Self-compassion is often painted in an incorrect light. People think it’s too ooey-gooey. They think that self-compassion is the same thing as letting themselves off the hook. They think it’s complacency and resignation. They think that having self-compassion will stop them from achieving.
To be honest, it drives me crazy when the myths of self-compassion continue to be propagated simply because I know how powerful this work is and how much people can benefit from it!
Real quick, the simplest definition of self-compassion is a form of love and unconditional acceptance of yourself as a human. Your achievements and even your actions do not shake acceptance of yourself as a human. You can practice self-compassion by not liking some actions that you might have taken, but knowing you are still a valuable human in spite of them. It is broken down into three elements; mindfulness (paying attention to the present experience without judgment), kindness (what would you say to a friend), common humanity (acknowledging your experience is part of being human). I also want to include a quick note that self-compassion is different from self-esteem. Self-esteem is (judgmental) and conditional upon achievements and feelings or worthiness. It is unstable because your feelings of self-worth are likely attached to validation which has its ups and downs.
Dr. Kristin Neff, a pioneer in the field of self-compassion says, “Many people say they are reluctant to be self-compassionate because they’re afraid they would let themselves get away with anything. “I’m stressed out today so to be kind to myself I’ll just watch TV all day and eat a quart of ice cream.” This, however, is self-indulgence rather than self-compassion. Remember that being compassionate to oneself means that you want to be happy and healthy in the long term.” You can read more of this article here. You can listen to 2 podcasts I’ve recorded with her for more as well linked under this section.
When it comes to habits or getting yourself to do something, some people believe that tough love, being highly critical of yourself, harsh-self talk, and shaming can get you to take action. It’s not sustainable and research shows that it actually is not very effective. Self-compassion actually increases motivation (especially to bounce back after a failure) Brené Brown said, “Shame corrodes the very part of us that believes we are capable of change.” What’s more, criticism and shaming especially after failure is not very effective (say, if you failed to do your habit). Practicing the elements of self-compassion (mindfulness, kindness, and common humanity) are key to being resilient after a failure- no matter how big (or small).
You can still overcome lack of motivation while holding positive self-regard without conditions and avoiding berating yourself.
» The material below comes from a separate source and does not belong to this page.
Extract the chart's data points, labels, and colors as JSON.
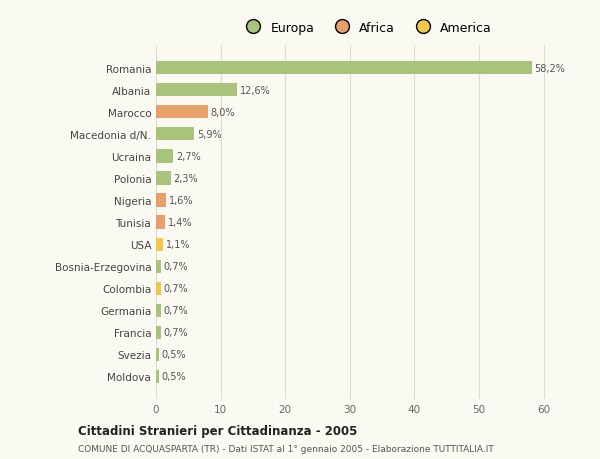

Self-compassion means accepting that you are lovable and great as you are. (Here’s one of many studies about how self-compassion can help you make progress as it relates to exercise. There are many more across categories of life and habit change).
Getting yourself to rise to the occasion to do a habit may look like considering the long term and big picture which is part of self-compassion. Showing up for yourself IS a form of self-compassion. Again, self-compassion is not letting yourself off the hook; that is self-indulgence. “I’ll just relax and skip this workout.” That’s not self-compassion. Self-compassion is, “I accept myself as a valuable human regardless if I do this workout or not, but I still am committed to doing this workout.”
I don’t know, I could try and argue the point that self-compassion and getting motivated to do a habit aren’t as related as we think. Maybe that’s something else altogether. Self-talk does matter for showing up. Self-talk is a part of self-compassion, but it’s not the same thing at all. I’ll leave that for another day, but writing this article has given me more to think about :)! I’d love to hear your thoughts!
Self-compassion does correlate with how you treat yourself during the workout, after the workout, if you don’t do the workout, (exchange workout or whatever the thing is that you’re doing). Self-compassion does relate to the self-talk involved with doing your workout, but is not a copout for skipping the workout.